As soon as Mr. Irrelevant, the 255 pick in the 2010 draft is chosen, the eyes of the NFL, fans, and media will turn their attention to Big Ben. Perhaps no decision by Goodell so far under the player personal conduct policy will be more scrutinized then his punishment of Roethlisberger.

Goodell cannot appear to look easy on a white superstar in most people’s eyes. Many will point to the commissioner’s treatment of Michael Vick and Adam “Pac Man” Jones as to how Goodell has treated black players.

Roethlisberger is the biggest white star and most well known white player to possibly be punished under the conduct policy. How Goodell handles the Roethlisberger case will be watched closely by black players and black leaders.

The question is how many games Roethlisberger should be suspended for the 2010 season. There can be no question that the Steelers quarterback needs and must be sat down.

Before Steelers fans and others start whining that Roethlisberger has not been charged with anything, let me counter with this. Most people believe O.J. Simpson did murder his ex-wife but is not in prison for murder. Other players have committed crimes but did not sever jail time for their actions.

Just because a player has escaped the legal system or jail time does not mean that player should not be punished for his actions or poor judgment by the NFL. Roethlisberger would not be where he is now if he had not put himself in this situation.

Early on, the consensus was that Roethlisberger should be suspended for two games. But would two games be the right choice?

Roethlisberger has spent the last two off-seasons in the headlines for his conduct off the field. He was accused of sexual assault of a woman in a Las Vegas hotel room.

The woman was an employee of the hotel who claimed Roethlisberger and fellow employees covered up the attack. While no criminal charges were filed, Big Ben does face a civil suit in Nevada.

After this event one would think that Roethlisberger would not put himself in a similar situation again. Instead of laying low this off-season the quarterback while out at a college bar in Milledgeville, Georgia celebrating his birthday was accused of sexual assault for the second time in a year.

This time a criminal investigation was mounted but Roethlisberger escaped being charged. Shortly after being not charged in Georgia police documents have been released giving the details of that night.

For those who have not read the documents here is a link to a couple of sites with articles on the documents released click here and here to read. So what is the proper punishment for Roethlisberger?

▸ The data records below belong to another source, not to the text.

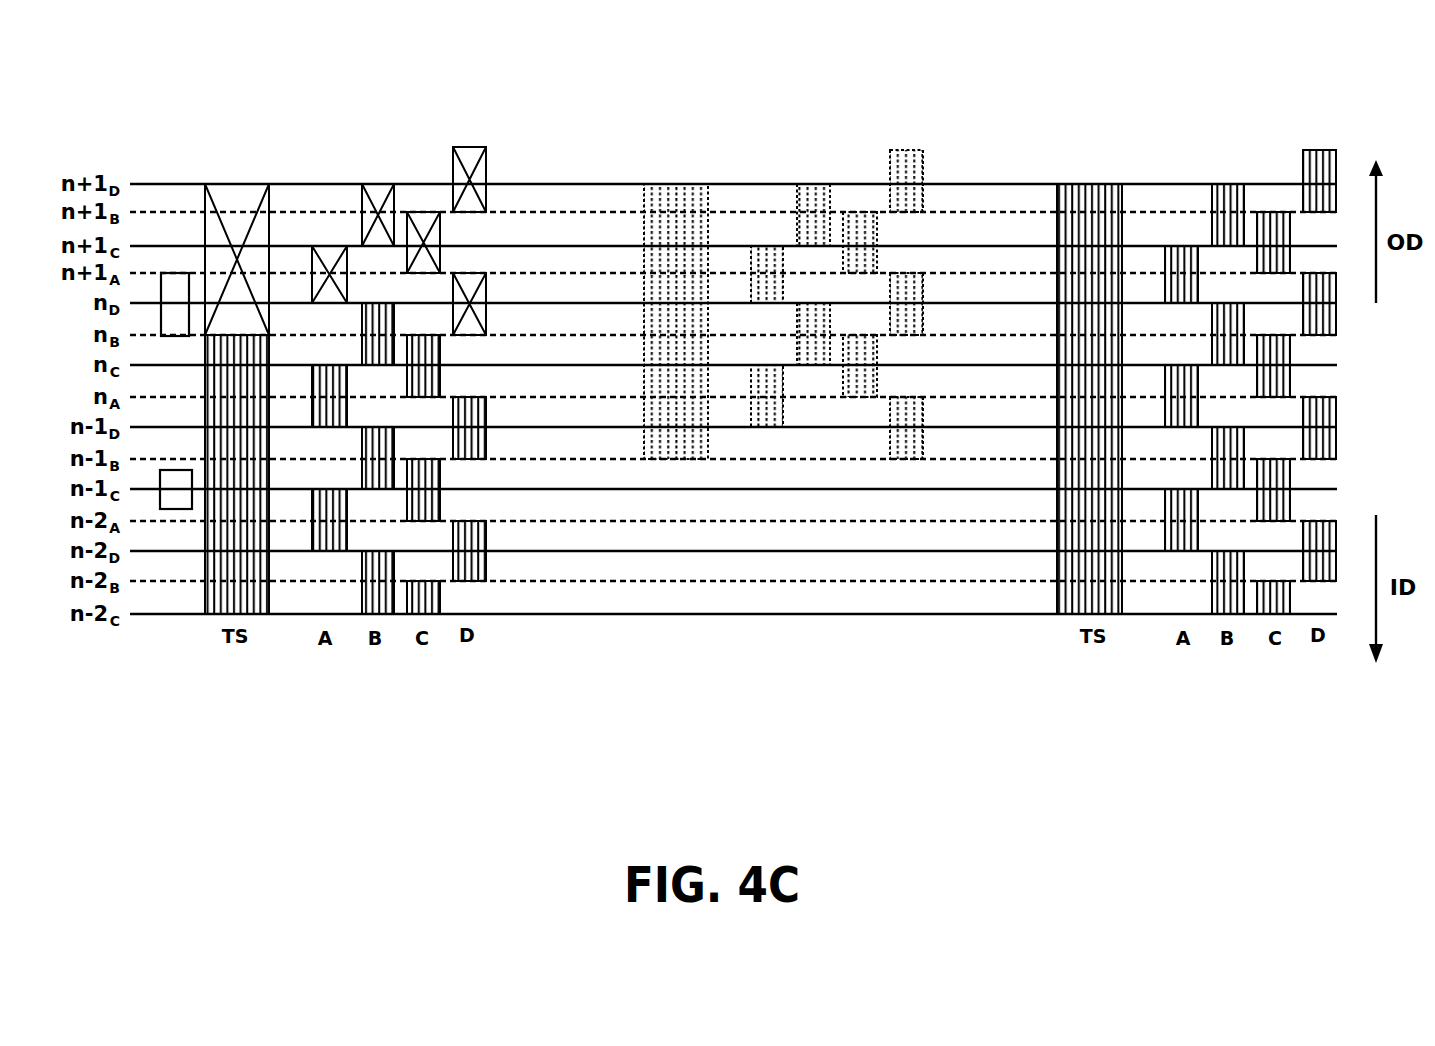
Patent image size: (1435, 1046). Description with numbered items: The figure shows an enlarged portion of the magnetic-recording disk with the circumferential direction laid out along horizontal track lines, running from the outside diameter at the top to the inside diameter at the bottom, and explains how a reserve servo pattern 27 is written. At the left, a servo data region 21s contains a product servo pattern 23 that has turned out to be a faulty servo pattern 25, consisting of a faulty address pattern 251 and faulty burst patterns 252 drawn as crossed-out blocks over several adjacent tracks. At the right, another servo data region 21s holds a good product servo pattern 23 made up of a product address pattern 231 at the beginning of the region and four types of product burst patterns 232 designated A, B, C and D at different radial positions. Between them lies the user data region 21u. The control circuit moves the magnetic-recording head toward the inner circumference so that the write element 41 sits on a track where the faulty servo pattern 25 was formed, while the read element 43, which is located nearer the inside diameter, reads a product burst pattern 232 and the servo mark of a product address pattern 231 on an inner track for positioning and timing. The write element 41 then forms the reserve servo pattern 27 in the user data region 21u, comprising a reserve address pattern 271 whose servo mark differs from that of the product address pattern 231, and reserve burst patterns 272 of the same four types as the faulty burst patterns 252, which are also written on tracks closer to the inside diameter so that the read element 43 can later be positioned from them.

The faulty servo pattern 25 is at (345, 319).
The faulty address pattern 251 is at (232, 184).
The faulty burst patterns 252 is at (467, 147).
The reserve servo pattern 27 is at (771, 249).
The reserve address pattern 271 is at (680, 184).
The reserve burst patterns 272 is at (912, 150).
The product servo pattern 23 is at (1170, 337).
The product address pattern 231 is at (1083, 184).
The product burst patterns 232 is at (1225, 184).
The write element 41 is at (175, 273).
The read element 43 is at (176, 509).
The servo data region 21s is at (200, 640).
The user data region 21u is at (513, 640).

The kind of punishment that will show the NFL is just as hard on white players as it is on black players. The kind of punishment to show Roethlisberger that playing in the National Football League is a privilege and not a right.

Roger Goodell should suspend Roethlisberger for at least four games. In reality he should sit down Roethlisberger for eight games or half the season.

After his suspension is over, the Rooney family and the Steelers organization should bench Roethlisberger for the rest of the season. Pittsburgh could play their troubled quarterback in case of injury but barring that, the offense should be led by either Charlie Batch or Dennis Dixon.

Roethlisberger would not be suspended so there would be nothing for him to appeal for since he would be active. The Steelers putting Big Ben on the bench would do two things for the team.

First of all it would show Roethlisberger that driving a motorcycle without a helmet, two accusations of sexual assault and, playing wrestling host in the middle of the season will not be tolerated.

Secondly, if the Steelers did want to trade Roethlisberger after the season a year of him on the bench could give them more value than the team could expect to get right now.

A year without playing football would either straight Roethlisberger out or with the extra time on his hands the quarterback that does not seem to get it would find trouble. Right now as long as there is little to no punishment Big Ben will never learn a lesson.

The Steelers could never move Roethlisberger at this moment because most teams would not want to take the public relations hit that trading for the troubled quarterback would bring. This is not a player who shot himself in the thigh or had a hand in killing dogs.

This is a player who has been accused of taking advantage of two women sexually. The league has to show no matter black or white that violence towards women will no longer be tolerated.

The only way the NFL can show Roethlisberger it means business over his off the field issues is to suspend him for eight games. After his eight game suspension is over the Pittsburgh Steelers as an organization should sit him on the bench for the rest of the season.